3) Fast Food Is NOT More Exciting

– Going to McDonalds should NOT be a “special night out”. Don’t make fast food out to be more than it is, cheap and convenient. You can take your child to the drive through but make it apparent that this is not the best way to eat.

4) Mega-mart Grocery Stores Aren’t The Only People That Sell Food

– Take your child or grandchildren to the farmers market, farm or roadside stand. Show them that there are people whose lives are dedicated to providing food to the community beyond the faceless corporation.
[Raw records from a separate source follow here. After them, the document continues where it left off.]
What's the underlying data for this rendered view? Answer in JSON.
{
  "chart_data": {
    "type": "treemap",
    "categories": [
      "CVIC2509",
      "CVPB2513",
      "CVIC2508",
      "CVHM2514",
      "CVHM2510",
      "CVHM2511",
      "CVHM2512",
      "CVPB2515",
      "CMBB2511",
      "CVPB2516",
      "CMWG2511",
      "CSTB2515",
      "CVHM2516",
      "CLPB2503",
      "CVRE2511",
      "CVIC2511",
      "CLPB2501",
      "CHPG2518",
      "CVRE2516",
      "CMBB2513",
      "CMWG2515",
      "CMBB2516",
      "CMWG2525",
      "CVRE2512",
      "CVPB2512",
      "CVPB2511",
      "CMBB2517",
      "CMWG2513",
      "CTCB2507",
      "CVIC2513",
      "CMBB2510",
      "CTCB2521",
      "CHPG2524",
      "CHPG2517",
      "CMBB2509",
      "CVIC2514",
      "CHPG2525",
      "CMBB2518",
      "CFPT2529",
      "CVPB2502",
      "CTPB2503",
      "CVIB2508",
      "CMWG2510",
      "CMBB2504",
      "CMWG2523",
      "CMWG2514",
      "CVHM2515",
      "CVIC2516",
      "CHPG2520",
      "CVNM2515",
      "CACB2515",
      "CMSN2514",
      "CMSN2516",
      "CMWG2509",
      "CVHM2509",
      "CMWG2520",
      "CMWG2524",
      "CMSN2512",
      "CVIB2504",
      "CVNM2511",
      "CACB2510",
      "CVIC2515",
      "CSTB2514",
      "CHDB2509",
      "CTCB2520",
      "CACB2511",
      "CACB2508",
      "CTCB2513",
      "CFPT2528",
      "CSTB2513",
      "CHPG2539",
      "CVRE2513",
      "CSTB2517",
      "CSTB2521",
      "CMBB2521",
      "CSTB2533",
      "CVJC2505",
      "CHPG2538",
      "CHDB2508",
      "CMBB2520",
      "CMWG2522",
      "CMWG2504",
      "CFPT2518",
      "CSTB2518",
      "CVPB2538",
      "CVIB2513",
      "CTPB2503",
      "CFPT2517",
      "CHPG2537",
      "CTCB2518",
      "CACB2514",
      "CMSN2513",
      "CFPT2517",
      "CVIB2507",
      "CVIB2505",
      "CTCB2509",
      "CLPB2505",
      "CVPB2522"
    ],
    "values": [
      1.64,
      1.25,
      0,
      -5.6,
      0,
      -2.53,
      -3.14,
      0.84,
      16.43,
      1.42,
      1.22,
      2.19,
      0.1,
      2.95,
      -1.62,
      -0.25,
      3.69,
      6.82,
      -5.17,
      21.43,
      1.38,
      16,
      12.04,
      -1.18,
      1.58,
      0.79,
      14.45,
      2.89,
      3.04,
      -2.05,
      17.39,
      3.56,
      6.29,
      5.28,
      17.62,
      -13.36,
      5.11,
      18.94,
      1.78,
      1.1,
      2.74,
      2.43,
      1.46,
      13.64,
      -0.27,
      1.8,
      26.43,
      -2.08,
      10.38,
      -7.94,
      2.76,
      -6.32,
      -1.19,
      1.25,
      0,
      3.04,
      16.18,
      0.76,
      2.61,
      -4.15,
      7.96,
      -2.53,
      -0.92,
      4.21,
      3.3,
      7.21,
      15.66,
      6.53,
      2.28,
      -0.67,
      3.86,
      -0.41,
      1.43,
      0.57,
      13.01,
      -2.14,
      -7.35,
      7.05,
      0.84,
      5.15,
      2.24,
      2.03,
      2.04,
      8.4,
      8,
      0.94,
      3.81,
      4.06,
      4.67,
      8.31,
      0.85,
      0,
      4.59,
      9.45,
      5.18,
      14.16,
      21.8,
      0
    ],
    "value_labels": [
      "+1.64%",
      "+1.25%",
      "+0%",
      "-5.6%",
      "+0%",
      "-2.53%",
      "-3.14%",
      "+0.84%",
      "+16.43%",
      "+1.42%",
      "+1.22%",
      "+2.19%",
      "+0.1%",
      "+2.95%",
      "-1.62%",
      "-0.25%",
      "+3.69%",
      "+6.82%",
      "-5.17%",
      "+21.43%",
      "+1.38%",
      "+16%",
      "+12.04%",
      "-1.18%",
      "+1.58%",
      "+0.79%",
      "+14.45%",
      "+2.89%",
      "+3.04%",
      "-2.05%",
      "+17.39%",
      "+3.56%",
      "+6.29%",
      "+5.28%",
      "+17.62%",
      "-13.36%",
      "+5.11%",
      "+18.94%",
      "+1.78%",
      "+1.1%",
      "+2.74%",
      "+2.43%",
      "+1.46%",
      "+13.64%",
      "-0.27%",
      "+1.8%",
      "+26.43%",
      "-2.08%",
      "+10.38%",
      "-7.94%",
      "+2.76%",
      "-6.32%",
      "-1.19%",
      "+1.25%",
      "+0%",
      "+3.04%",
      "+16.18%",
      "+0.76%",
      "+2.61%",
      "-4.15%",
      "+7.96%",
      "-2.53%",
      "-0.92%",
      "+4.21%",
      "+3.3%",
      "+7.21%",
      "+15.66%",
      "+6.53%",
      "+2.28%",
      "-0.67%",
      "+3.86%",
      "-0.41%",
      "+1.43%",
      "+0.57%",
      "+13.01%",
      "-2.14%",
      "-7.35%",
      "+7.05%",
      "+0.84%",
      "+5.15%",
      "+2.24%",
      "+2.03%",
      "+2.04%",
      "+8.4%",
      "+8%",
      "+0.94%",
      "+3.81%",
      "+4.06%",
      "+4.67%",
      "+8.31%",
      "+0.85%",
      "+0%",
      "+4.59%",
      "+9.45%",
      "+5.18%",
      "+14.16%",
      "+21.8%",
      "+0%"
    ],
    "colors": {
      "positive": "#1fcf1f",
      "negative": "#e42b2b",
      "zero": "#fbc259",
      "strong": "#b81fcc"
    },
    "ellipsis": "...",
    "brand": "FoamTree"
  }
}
5) Bring Them Into The Kitchen At An Early Age

– Don’t tell your kids that cooking is difficult and dangerous. Don’t tell them all the ways they can hurt themselves or ruin dinner. No matter what the age, they can help with cleaning string beans, stirring something, placing cooked items on the plate, or anything that gets them involved in good food and starting to learn to cook.

The pressures are great on kids today. The “exciting” food is cheap, it’s readily available and comes with a LOT of marketing. Home cooked meals are not, unless you make them preferable to lesser foods by including your children in the entire cycle of good food and how it impacts their enjoyment, nutrition, health, and ultimately their entire adulthood.

Create an adult palate early on in life by sharing all the things that should be occurring in, and around, the kitchen. It should be the heart of the home where children become great adults by respecting food and learning basic cooking skills.